Acrylic gels on the plywood panel showed the least yellowing, even in the gels on the grounds applied directly to the panel.
Yellowing was observed in the acrylic gels on the grounds applied directly to the hardboard panel. The acrylic gels on grounds that were applied over Golden GAC 100 and Rublev Fluid Medium showed little or no discoloration.
Medium-density fiberboard (MDF) induces a significant degree of yellowing in acrylic media, while plywood and hardboard panels give rise to slight or no yellowing. Coating or sealing the panel before applying a ground reduces or prevents the yellowing of acrylic media on wood panels. Rublev Colours Fluid Medium effectively reduced or eliminated support-induced discoloration on wood. Two thin coats of Rublev Fluid Medium were applied to the panel before applying the ground eliminated SID even on MDF.
Where to Buy Products
The above information is based on research and testing done by Natural Pigments and is provided as a basis for understanding the potential uses of the products mentioned. Due to the numerous variables in methods, materials, and conditions of producing art, Natural Pigments cannot be sure the product will be right for you. Therefore, we urge product users to test each application to ensure all individual project requirements are met. While we believe the above information is accurate, WE MAKE NO EXPRESS OR IMPLIED WARRANTIES OF MERCHANTABILITY OR FITNESS FOR A PARTICULAR PURPOSE, and we shall in no event be liable for any damages (indirect, consequential, or otherwise) that may occur as a result of a product application.
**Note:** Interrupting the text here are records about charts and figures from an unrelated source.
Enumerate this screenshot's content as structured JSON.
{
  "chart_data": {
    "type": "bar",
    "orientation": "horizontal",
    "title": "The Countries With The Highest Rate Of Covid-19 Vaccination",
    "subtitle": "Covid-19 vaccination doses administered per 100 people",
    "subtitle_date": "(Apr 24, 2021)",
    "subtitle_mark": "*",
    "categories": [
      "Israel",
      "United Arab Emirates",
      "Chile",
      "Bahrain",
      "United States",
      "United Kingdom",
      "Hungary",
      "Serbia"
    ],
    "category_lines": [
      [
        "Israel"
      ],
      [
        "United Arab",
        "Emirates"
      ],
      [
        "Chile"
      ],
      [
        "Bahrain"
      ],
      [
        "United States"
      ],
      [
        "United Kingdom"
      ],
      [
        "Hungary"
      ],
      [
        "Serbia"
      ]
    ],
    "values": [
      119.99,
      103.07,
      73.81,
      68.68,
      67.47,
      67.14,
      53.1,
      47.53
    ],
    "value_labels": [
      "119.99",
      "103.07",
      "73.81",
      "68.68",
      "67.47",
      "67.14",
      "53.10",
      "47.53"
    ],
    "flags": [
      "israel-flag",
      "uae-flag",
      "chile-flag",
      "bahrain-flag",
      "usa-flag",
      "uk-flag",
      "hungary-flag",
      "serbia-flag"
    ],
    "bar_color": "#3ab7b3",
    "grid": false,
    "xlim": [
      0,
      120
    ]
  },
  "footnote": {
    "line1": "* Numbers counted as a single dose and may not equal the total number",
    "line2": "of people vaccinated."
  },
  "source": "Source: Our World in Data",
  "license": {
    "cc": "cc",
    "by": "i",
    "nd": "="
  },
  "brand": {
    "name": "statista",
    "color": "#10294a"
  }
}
1. Paul M. Whitmore, Hannah R. Morris and Val G. Colaluca, ‘Penetration of Liquid Water through Waterborne Acrylic Coatings’ in Modern Paints Uncovered: Proceedings from the Modern Paints Uncovered Symposium (2007) T. Learner (ed.) et al. Los Angeles: Getty Conservation Institute, pp. 217–223.
2. James Hamm, Ben Gavett, Mark Golden, James Hayes, C. Kelly, John Messinger, Margaret Contompasis and Bruce Suffield, ‘The Discoloration of Acrylic Dispersion Media’ in David Grattan (ed.) Saving the Twentieth Century: The Conservation of Modern Materials, Canadian Conservation Institute, Ottawa 1993, pp. 381–392.